Por Ing. Carlos Lozada

A veces me preguntan por qué sigo escribiendo. Por qué insisto en esta columna, semana tras semana, como si la palabra pudiera cambiar algo. Y aunque sé que no siempre transforma, sigo creyendo que puede iluminar. Que puede, al menos, abrir una rendija en la conciencia colectiva. Porque para mí, la palabra escrita es eso: un pequeño instrumento de transformación social. Pequeño, sí. Quizás hasta insignificante. Pero es mío. Y lo he asumido con responsabilidad.

Construir caminos justos y trascendentes para las futuras generaciones es, en mi visión, una tarea compartida. No es de unos pocos iluminados ni de quienes ostentan cargos. Es de todos. Sin excluir a nadie. La responsabilidad no se delega, se asume. Y en ese asumir, cada quien debe encontrar su forma de contribuir. La mía ha sido esta: escribir, imaginar, proponer, conectar.
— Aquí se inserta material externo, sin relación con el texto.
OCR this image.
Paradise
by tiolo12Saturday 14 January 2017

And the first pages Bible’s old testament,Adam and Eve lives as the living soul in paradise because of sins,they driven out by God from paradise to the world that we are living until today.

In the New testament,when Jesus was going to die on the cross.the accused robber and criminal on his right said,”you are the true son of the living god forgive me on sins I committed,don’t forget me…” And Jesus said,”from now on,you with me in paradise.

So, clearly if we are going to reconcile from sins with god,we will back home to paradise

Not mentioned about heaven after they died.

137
No soy un político. No me veo en el papel del político oficioso, ni en el de quien vive de la política como si fuera un modo de vida. Para mí, la política es una circunstancia. Un espacio que transito con pragmatismo, buscando respuestas reales a los problemas de la gente. Respeto profundamente a quienes se involucran con vocación, pero me cuesta comprender a quienes hacen de ella su única identidad. Yo prefiero construir puentes entre lo tangible y lo posible. Entre lo que se necesita y lo que se puede hacer.
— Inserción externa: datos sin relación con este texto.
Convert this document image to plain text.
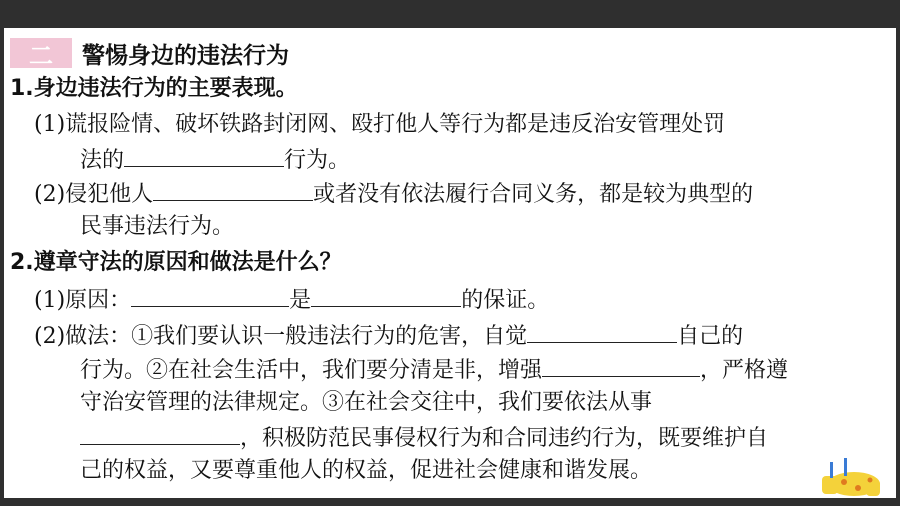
二	警惕身边的违法行为
1.身边违法行为的主要表现。
(1)谎报险情、破坏铁路封闭网、殴打他人等行为都是违反治安管理处罚
法的	行为。
(2)侵犯他人	或者没有依法履行合同义务，都是较为典型的
民事违法行为。
2.遵章守法的原因和做法是什么？
(1)原因：	是	的保证。
(2)做法：①我们要认识一般违法行为的危害，自觉	自己的
行为。②在社会生活中，我们要分清是非，增强	，严格遵
守治安管理的法律规定。③在社会交往中，我们要依法从事
，积极防范民事侵权行为和合同违约行为，既要维护自
己的权益，又要尊重他人的权益，促进社会健康和谐发展。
Como creador de contenidos, he recorrido este camino con la esperanza intacta. A mis 56 años, sigo creyendo que los sueños pueden convertirse en realidad. Que imaginar posibilidades no es ingenuo, sino necesario. Que la política de multiplicar el bien y practicar la venganza del perdón —como me enseñaron mis mentores, mis formadores, mis ex compañeros de la izquierda— sigue siendo una premisa válida. Una guía ética en medio del ruido.

No soy un ser espiritual, en el sentido tradicional. No me muevo por dogmas ni por revelaciones. Pero vivo con conciencia y profundidad. Vinculado al mundo y sus preocupaciones. A las necesidades concretas de la gente. Y en ese vínculo, trato de mantener el equilibrio. No es fácil. Los intereses económicos y políticos nos rodean, nos presionan, nos seducen. Pero mi racionalidad me recuerda lo esencial. Me ancla. Me permite vivir sin apegos ni materialismo a ultranza.
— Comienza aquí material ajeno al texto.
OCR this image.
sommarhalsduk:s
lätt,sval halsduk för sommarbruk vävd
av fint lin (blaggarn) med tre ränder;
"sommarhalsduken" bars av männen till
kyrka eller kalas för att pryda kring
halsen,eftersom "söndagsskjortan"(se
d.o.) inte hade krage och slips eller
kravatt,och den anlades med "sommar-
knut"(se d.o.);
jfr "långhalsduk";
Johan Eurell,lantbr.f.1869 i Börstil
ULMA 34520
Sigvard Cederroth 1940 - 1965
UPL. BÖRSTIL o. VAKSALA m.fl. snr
La maledicencia humana es inevitable, más aún en el ámbito político. ¿Cómo la enfrento? Con la palabra. Con mi espada y mi escudo. A través de ella defiendo mis ideas, mis valores, mis decisiones. Y sigo adelante. Porque esta lucha no es contra personas, sino contra la indiferencia, la injusticia, la resignación.

No escribo para ensalzar a los políticos. Escribo para conectar con las personas. Para decirles que todavía hay esperanza. Que podemos construir algo distinto. Que el futuro no está escrito, pero sí puede ser imaginado. Y que imaginarlo juntos es el primer paso para hacerlo posible.

Desde este trapiche, sigo moliendo ideas. Sigo creyendo. Sigo escribiendo.